Originally posted May 20, 2017.
“Be kind, for everyone you meet is fighting a hard battle.” — Thought to be originated by Ian Maclean
Finding talent is difficult, regardless of whether you’re the president of the United States trying to fill a cabinet post or an employer trying to place an $8/hr. rank-and-file employee.
The problem with people is that they often have messy lives and have challenges that can affect their work.
Employers are often more likely to come from a different socio-economic background than many of their rank and file employees. Engineers, doctors, lawyers, and professionals are often coming from a different background than many laborer positions making $10 or less an hour.
Consider that at the writing of this article, the unemployment rate is 4.7% in the United States.
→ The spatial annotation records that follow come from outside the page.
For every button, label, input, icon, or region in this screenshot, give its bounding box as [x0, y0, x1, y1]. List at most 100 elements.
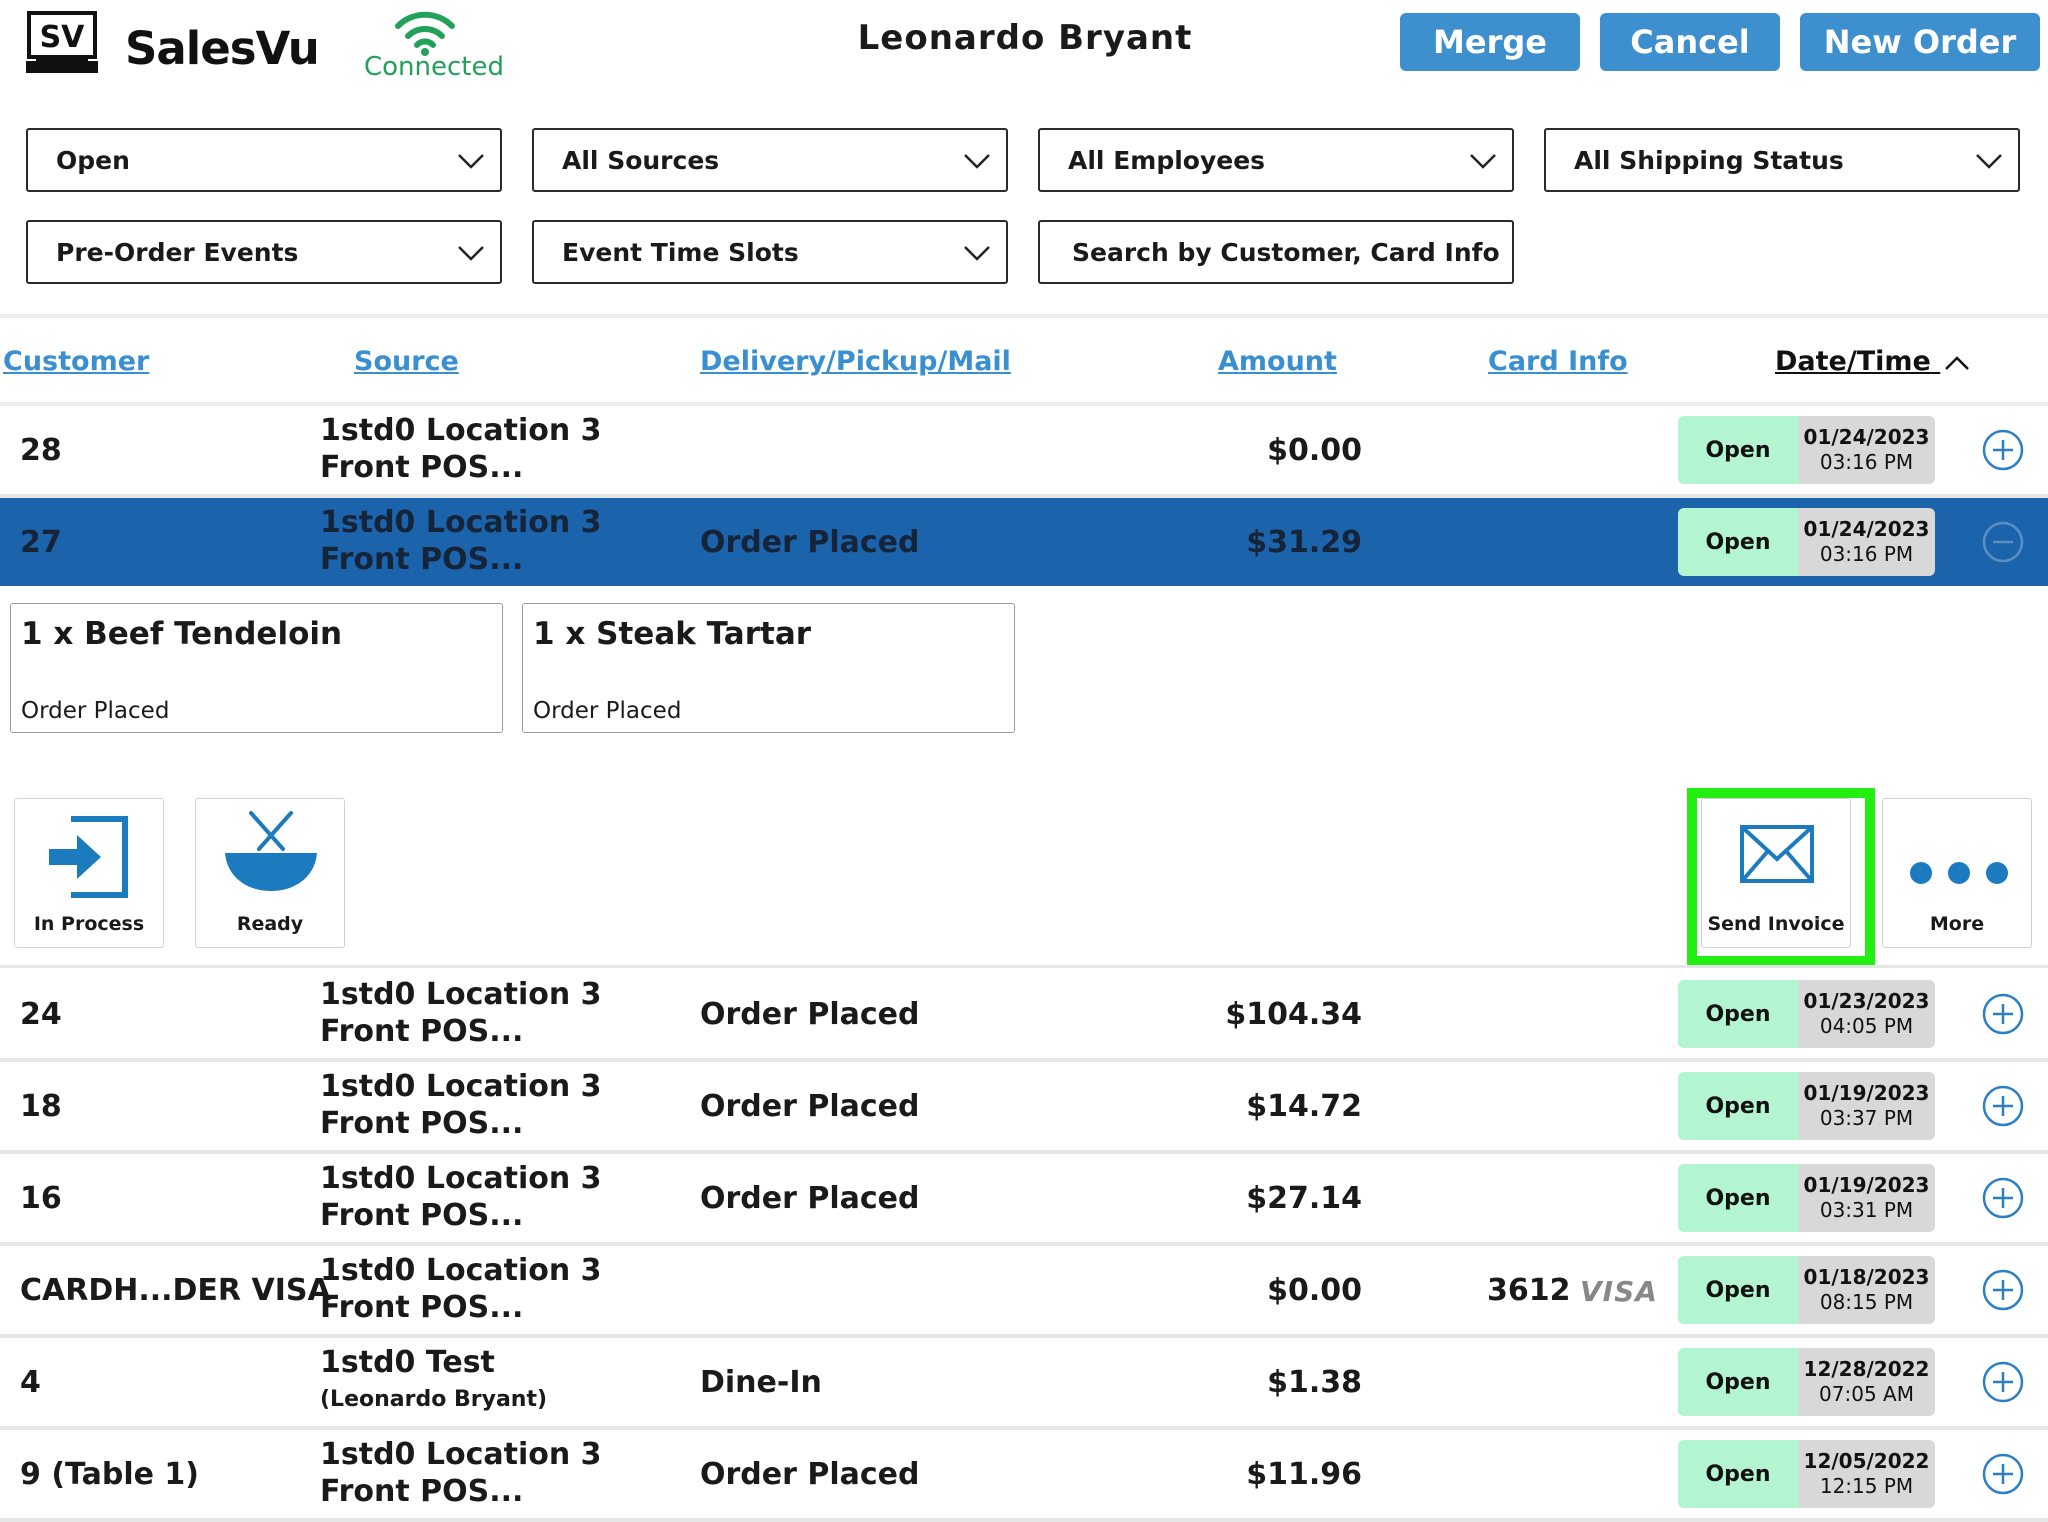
status-filter-select[interactable]: Open — [26, 128, 502, 192]
column-header-card-info[interactable]: Card Info — [1488, 346, 1628, 377]
more-dots-icon — [1910, 862, 2008, 884]
order-customer: 4 — [20, 1365, 41, 1400]
order-source: 1std0 Location 3 Front POS... — [320, 1068, 602, 1142]
visa-icon: VISA — [1580, 1275, 1658, 1308]
order-status-badge[interactable]: Open 01/24/2023 03:16 PM — [1678, 416, 1935, 484]
order-row[interactable]: 16 1std0 Location 3 Front POS... Order Plac… — [0, 1154, 2048, 1246]
order-row[interactable]: 27 1std0 Location 3 Front POS... Order Plac… — [0, 498, 2048, 586]
order-source: 1std0 Location 3 Front POS... — [320, 504, 602, 578]
order-date: 01/24/2023 — [1803, 517, 1930, 541]
collapse-icon[interactable] — [1982, 521, 2024, 563]
order-source-line2: Front POS... — [320, 1106, 524, 1141]
order-amount: $11.96 — [1246, 1457, 1362, 1492]
order-source-line1: 1std0 Location 3 — [320, 977, 602, 1012]
order-status-badge[interactable]: Open 01/24/2023 03:16 PM — [1678, 508, 1935, 576]
order-item-status: Order Placed — [21, 698, 170, 724]
sources-filter-value: All Sources — [562, 145, 720, 175]
order-amount: $27.14 — [1246, 1181, 1362, 1216]
order-source-line2: (Leonardo Bryant) — [320, 1387, 548, 1412]
order-source-line2: Front POS... — [320, 1290, 524, 1325]
order-amount: $31.29 — [1246, 525, 1362, 560]
order-datetime: 12/28/2022 07:05 AM — [1798, 1348, 1935, 1416]
event-time-slots-select[interactable]: Event Time Slots — [532, 220, 1008, 284]
order-status-label: Open — [1678, 1256, 1798, 1324]
order-delivery-status: Order Placed — [700, 997, 920, 1032]
column-header-amount[interactable]: Amount — [1218, 346, 1337, 377]
order-item-card[interactable]: 1 x Beef Tendeloin Order Placed — [10, 603, 503, 733]
order-source-line2: Front POS... — [320, 1198, 524, 1233]
order-row[interactable]: 4 1std0 Test (Leonardo Bryant) Dine-In $1.38… — [0, 1338, 2048, 1430]
order-card-last4: 3612 — [1487, 1273, 1571, 1308]
cancel-button[interactable]: Cancel — [1600, 13, 1780, 71]
wifi-icon — [395, 10, 455, 56]
pre-order-events-select[interactable]: Pre-Order Events — [26, 220, 502, 284]
chevron-down-icon — [1470, 154, 1496, 169]
column-header-delivery[interactable]: Delivery/Pickup/Mail — [700, 346, 1011, 377]
order-item-status: Order Placed — [533, 698, 682, 724]
order-row[interactable]: 9 (Table 1) 1std0 Location 3 Front POS... O… — [0, 1430, 2048, 1522]
event-time-slots-value: Event Time Slots — [562, 237, 799, 267]
shipping-filter-select[interactable]: All Shipping Status — [1544, 128, 2020, 192]
order-status-label: Open — [1678, 1164, 1798, 1232]
search-placeholder: Search by Customer, Card Info — [1072, 237, 1500, 267]
order-customer: 9 (Table 1) — [20, 1457, 200, 1492]
order-source-line2: Front POS... — [320, 542, 524, 577]
column-header-source[interactable]: Source — [354, 346, 459, 377]
search-input[interactable]: Search by Customer, Card Info — [1038, 220, 1514, 284]
expand-icon[interactable] — [1982, 1085, 2024, 1127]
order-amount: $104.34 — [1225, 997, 1362, 1032]
more-button[interactable]: More — [1882, 798, 2032, 948]
in-process-label: In Process — [33, 913, 145, 935]
employees-filter-value: All Employees — [1068, 145, 1266, 175]
sources-filter-select[interactable]: All Sources — [532, 128, 1008, 192]
order-amount: $14.72 — [1246, 1089, 1362, 1124]
order-status-badge[interactable]: Open 01/19/2023 03:37 PM — [1678, 1072, 1935, 1140]
column-header-datetime[interactable]: Date/Time — [1775, 346, 1970, 377]
expand-icon[interactable] — [1982, 1453, 2024, 1495]
order-date: 01/18/2023 — [1803, 1265, 1930, 1289]
order-status-label: Open — [1678, 1348, 1798, 1416]
order-status-badge[interactable]: Open 01/18/2023 08:15 PM — [1678, 1256, 1935, 1324]
order-datetime: 01/19/2023 03:37 PM — [1798, 1072, 1935, 1140]
logo-text: SV — [40, 20, 86, 55]
order-item-name: 1 x Steak Tartar — [533, 616, 812, 652]
order-status-badge[interactable]: Open 01/19/2023 03:31 PM — [1678, 1164, 1935, 1232]
expand-icon[interactable] — [1982, 1177, 2024, 1219]
more-label: More — [1929, 913, 1985, 935]
order-status-badge[interactable]: Open 01/23/2023 04:05 PM — [1678, 980, 1935, 1048]
shipping-filter-value: All Shipping Status — [1574, 145, 1844, 175]
order-row[interactable]: 28 1std0 Location 3 Front POS... $0.00 Open 0… — [0, 406, 2048, 498]
order-source: 1std0 Location 3 Front POS... — [320, 1436, 602, 1510]
expand-icon[interactable] — [1982, 429, 2024, 471]
expand-icon[interactable] — [1982, 1361, 2024, 1403]
order-status-label: Open — [1678, 980, 1798, 1048]
expand-icon[interactable] — [1982, 1269, 2024, 1311]
chevron-down-icon — [964, 246, 990, 261]
order-row[interactable]: 18 1std0 Location 3 Front POS... Order Plac… — [0, 1062, 2048, 1154]
order-time: 04:05 PM — [1819, 1014, 1914, 1038]
order-source-line2: Front POS... — [320, 450, 524, 485]
order-item-name: 1 x Beef Tendeloin — [21, 616, 343, 652]
order-source-line1: 1std0 Location 3 — [320, 1437, 602, 1472]
order-source-line1: 1std0 Test — [320, 1345, 495, 1380]
order-row[interactable]: 24 1std0 Location 3 Front POS... Order Plac… — [0, 970, 2048, 1062]
order-customer: 28 — [20, 433, 62, 468]
employees-filter-select[interactable]: All Employees — [1038, 128, 1514, 192]
order-customer: 24 — [20, 997, 62, 1032]
order-time: 08:15 PM — [1819, 1290, 1914, 1314]
enter-arrow-icon — [49, 816, 128, 898]
column-header-customer[interactable]: Customer — [3, 346, 149, 377]
order-source: 1std0 Location 3 Front POS... — [320, 1252, 602, 1326]
order-time: 03:37 PM — [1819, 1106, 1914, 1130]
in-process-button[interactable]: In Process — [14, 798, 164, 948]
order-row[interactable]: CARDH...DER VISA 1std0 Location 3 Front PO… — [0, 1246, 2048, 1338]
order-time: 03:31 PM — [1819, 1198, 1914, 1222]
merge-button[interactable]: Merge — [1400, 13, 1580, 71]
order-source: 1std0 Test (Leonardo Bryant) — [320, 1344, 547, 1418]
order-status-badge[interactable]: Open 12/28/2022 07:05 AM — [1678, 1348, 1935, 1416]
expand-icon[interactable] — [1982, 993, 2024, 1035]
order-item-card[interactable]: 1 x Steak Tartar Order Placed — [522, 603, 1015, 733]
order-datetime: 01/19/2023 03:31 PM — [1798, 1164, 1935, 1232]
ready-button[interactable]: Ready — [195, 798, 345, 948]
new-order-button[interactable]: New Order — [1800, 13, 2040, 71]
Economists often say “full employment” is considered to be at about 4%. In other words, most people who want to work are able to have work. (They may not make as much as they want or they may not have as many hours as they want, but that’s another story.)
In other words, about 4% of the workforce or those wanting to be in the workforce may not be ready for employment.
There can be several reasons for this.
Consider the following:
–15.1 million, or about 7% of adults 18 and older had Alcohol Use Disorder, according to the National Institute on Alcohol and Abuse and Alcoholism.
-About 31% of children live with single parents. Being a single parent makes it much harder to be a part of the workforce.
-About 6 million Americans have felony convictions. This can be especially tough considering some companies have rules that they don’t hire felons.
-About 20.5 million Americans 12 and older have a substance use disorder.
The list of hardships and addictions can go on.
Many Americans are struggling. In many cases, they’re struggling for causes that they brought on themselves. Chances are if you work in a company that has at least a handful of people, at least one is going to have some struggles.
And these issues affect the workforce.
Being aware of this won’t solve the problems they’re dealing with, but it can hopefully make us all think twice before making a snap judgement.